Paul seemed to have no one, yet for some reason, here she was. Just as when she’d been whaling against her broken car in her driveway, he’d magically appeared. And for that, she owed him a favor. Even if it was one she didn’t particularly want to give.

“If you won’t let me pay you, how about a trade?”

“For?”

She gestured to the passenger seat next to her. “A change of scenery.”

As the words hung between them, she halfway hoped he would say no.

He hesitated, but only for a second. “Why not.”

So it would be, then. She looked him over. His jeans and fleece would do, but definitely not the Dockers. “Got any not-so-nice shoes to change into? Old sneakers? Hiking boots?”

He shook his head. “In my apartment. By where you turn toward John Bryan State Park? I’ve been meaning to go get another load of stuff. I keep hoping I won’t need it, but…” He coughed into his hand, avoiding her eyes. “It’s been a week.”

“I’ll take you. John Bryan is where we’re going. Hop in.”

She waited while he locked up, and they sat in precarious silence on the short drive through town until Paul directed her to a nondescript two-story brick building dotted with tiny balconies, identical save for their dingy assortment of plastic furniture. She looked over at him, certain she’d turned in to the wrong place—this seemed so far beneath his pay grade. But he was unbuckling his seat belt, reaching for the handle, unfolding his long legs onto the pavement.

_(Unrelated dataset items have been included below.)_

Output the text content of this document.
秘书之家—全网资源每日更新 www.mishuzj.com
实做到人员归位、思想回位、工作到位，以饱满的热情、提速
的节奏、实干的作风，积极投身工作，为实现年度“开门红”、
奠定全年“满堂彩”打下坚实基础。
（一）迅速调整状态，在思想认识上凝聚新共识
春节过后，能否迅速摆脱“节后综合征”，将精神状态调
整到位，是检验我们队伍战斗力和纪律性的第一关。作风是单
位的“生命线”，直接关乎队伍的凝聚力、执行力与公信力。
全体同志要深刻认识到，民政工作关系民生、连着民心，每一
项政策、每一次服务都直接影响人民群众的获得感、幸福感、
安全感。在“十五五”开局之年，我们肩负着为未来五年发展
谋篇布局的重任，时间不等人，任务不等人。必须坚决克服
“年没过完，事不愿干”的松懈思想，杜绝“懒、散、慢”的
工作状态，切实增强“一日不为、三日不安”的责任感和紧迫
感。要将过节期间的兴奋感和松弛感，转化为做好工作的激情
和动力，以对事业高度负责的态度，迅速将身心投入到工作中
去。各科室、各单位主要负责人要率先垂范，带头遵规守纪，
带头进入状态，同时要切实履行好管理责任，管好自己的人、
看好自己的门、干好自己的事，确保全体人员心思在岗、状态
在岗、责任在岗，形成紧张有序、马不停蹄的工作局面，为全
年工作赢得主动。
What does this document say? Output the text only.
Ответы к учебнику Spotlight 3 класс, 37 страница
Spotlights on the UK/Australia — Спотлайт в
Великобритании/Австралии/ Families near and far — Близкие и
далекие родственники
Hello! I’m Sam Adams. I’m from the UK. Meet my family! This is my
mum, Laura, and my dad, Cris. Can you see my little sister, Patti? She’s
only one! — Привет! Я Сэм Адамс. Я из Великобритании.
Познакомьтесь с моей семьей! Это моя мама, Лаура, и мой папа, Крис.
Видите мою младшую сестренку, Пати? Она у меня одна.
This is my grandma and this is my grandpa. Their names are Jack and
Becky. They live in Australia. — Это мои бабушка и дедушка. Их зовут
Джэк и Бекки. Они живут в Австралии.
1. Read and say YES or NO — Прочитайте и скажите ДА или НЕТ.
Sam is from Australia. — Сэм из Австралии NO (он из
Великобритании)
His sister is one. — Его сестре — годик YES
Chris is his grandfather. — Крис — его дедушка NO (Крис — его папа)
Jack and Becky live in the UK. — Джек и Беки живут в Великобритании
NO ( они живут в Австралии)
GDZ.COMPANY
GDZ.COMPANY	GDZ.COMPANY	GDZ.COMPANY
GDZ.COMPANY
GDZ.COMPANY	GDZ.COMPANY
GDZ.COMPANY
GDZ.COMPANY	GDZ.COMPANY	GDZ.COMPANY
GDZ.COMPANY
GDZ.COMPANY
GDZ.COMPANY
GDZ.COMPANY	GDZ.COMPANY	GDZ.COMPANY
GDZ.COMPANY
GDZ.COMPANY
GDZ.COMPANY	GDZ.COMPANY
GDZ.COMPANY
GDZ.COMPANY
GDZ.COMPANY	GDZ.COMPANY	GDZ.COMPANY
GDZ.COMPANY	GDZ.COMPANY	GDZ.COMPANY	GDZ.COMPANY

He disappeared inside for a few minutes and emerged wearing a pair of tennis shoes that looked way too new for a hike—practically unworn—and hoisting a bulging duffel bag over his shoulder.

She popped the trunk. He made his way around, and a more conspicuous silence filled the car as she waited for him to buckle back in. He cleared his throat. “I know it’s weird, me taking stuff back to the house, staying there still,” he told her. “I’m not even working right now. My patients deserve better than substandard care, and anyone can see my mind is elsewhere. I just can’t bring myself to—”

“You don’t have to explain.” She risked a glance in his direction. He was staring at her. “It actually seems weirder to me that you’d stay here.”

“Yeah?” He barked out a laugh. “I deliver at the hospital in Xenia—the logical thing to do is find a nicer place there. But even though it’s only fifteen, twenty minutes away, it seemed too far from the kids…” His voice trailed off, and she was seized by a sinking feeling that bringing him along had been a mistake—for both of them.

But no. He needed this more than she did, even if he didn’t know it. It would be good for her, too, to think about someone other than herself, to get out of her own head.